James W. Loewen, Who Challenged How History Is Taught, Dies at 79

James W. Loewen, Who Challenged How History Is Taught, Dies at 79

Patiently, he explained to his class: Black people never took over the Southern states. They all had white governors, and all but one had white legislative majorities. Reconstruction governments did not “screw up.” They created the best constitutions the South had ever had, and better governments than any others in the South in the 19th century. And whites did not put things right by taking control again. The people who took charge were white supremacists, and some were original Ku Klux Klansmen.

As to the problem of textbook distortions, Dr. Loewen found that state review and purchasing panels controlled the use of public schools’ books. The history text widely in use for years in Mississippi described Black people as complacent or troublemaking. It said Black officeholders during Reconstruction were corrupt, and it called the Ku Klux Klan a “secret social and fraternal club.” Lynching was not even mentioned.

Dr. Loewen and the historian Charles Sallis of Millsaps College crafted an extraordinary response over several years, co-writing and editing “Mississippi: Conflict and Change” (1974), a total revision of the state’s historical past. With an interdisciplinary approach that was less concerned with linear facts and dates, the book examined the social, political and cultural components of Mississippi life throughout history.

It profiled politicians, blues singers, writers and others who left their mark in different fields. It detailed years of slavery, the Civil War, Reconstruction and the modern struggle for civil rights, the Supreme Court ruling against school segregation, and current accounts of race relations and conflicts. It called the K.K.K. a terrorist organization created to preserve a “Southern way of life,” and said that Black schoolchildren had been kept segregated under bogus “separate but equal” doctrines.

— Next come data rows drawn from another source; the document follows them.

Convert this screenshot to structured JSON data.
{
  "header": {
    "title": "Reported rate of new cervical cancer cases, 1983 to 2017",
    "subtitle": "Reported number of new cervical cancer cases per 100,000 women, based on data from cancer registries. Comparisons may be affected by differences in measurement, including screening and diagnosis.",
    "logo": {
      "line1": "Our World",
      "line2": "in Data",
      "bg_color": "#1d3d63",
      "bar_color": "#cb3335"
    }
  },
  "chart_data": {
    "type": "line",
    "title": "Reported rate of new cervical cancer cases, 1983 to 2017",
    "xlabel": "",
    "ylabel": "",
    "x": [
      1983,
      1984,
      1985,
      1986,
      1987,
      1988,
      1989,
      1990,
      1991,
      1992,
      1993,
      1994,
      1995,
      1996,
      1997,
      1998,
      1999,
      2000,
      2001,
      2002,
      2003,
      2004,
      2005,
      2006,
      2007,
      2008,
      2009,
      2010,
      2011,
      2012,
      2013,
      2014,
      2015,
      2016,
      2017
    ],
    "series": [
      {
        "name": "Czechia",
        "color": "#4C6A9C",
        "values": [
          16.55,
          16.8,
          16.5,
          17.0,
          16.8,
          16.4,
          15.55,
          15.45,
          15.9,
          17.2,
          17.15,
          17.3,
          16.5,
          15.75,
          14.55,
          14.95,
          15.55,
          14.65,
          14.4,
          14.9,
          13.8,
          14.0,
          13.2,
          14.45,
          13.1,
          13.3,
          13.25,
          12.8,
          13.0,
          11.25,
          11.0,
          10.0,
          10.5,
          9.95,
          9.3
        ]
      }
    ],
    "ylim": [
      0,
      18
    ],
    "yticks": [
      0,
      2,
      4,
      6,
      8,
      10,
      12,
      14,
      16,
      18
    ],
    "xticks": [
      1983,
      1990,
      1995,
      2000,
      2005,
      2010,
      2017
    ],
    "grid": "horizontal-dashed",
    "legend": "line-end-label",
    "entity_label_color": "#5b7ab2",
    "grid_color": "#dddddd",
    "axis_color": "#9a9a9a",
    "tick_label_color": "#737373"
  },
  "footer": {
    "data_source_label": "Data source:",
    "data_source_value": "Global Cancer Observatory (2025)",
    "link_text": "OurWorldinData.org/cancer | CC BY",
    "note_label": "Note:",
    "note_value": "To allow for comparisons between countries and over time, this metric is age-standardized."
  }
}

Pantheon Books published “Mississippi: Conflict and Change,” which won the 1976 Lillian Smith Book Award for best Southern nonfiction. But Mississippi officials vetoed its use in schools, calling it racially inflammatory. The NAACP Legal Defense and Education Fund and the Mississippi-based Lawyers Committee for Civil Rights Under Law sued in federal court on behalf of Dr. Loewen and his co-authors.

In 1980, a United States District Court, citing First and Fourteenth Amendment freedoms, ruled in favor of Dr. Loewen and his colleagues. The American Library Association called it a victory for the “right to read freely.”

Acceptance of “Conflict and Change,” and its prompt use by 26 of 150 school districts in the state, began what Dr. Loewen called a sea change in Mississippi history books. The book remained in use there for six years. And in succeeding years, many authors wrote, and the state accepted, more objective and comprehensive volumes.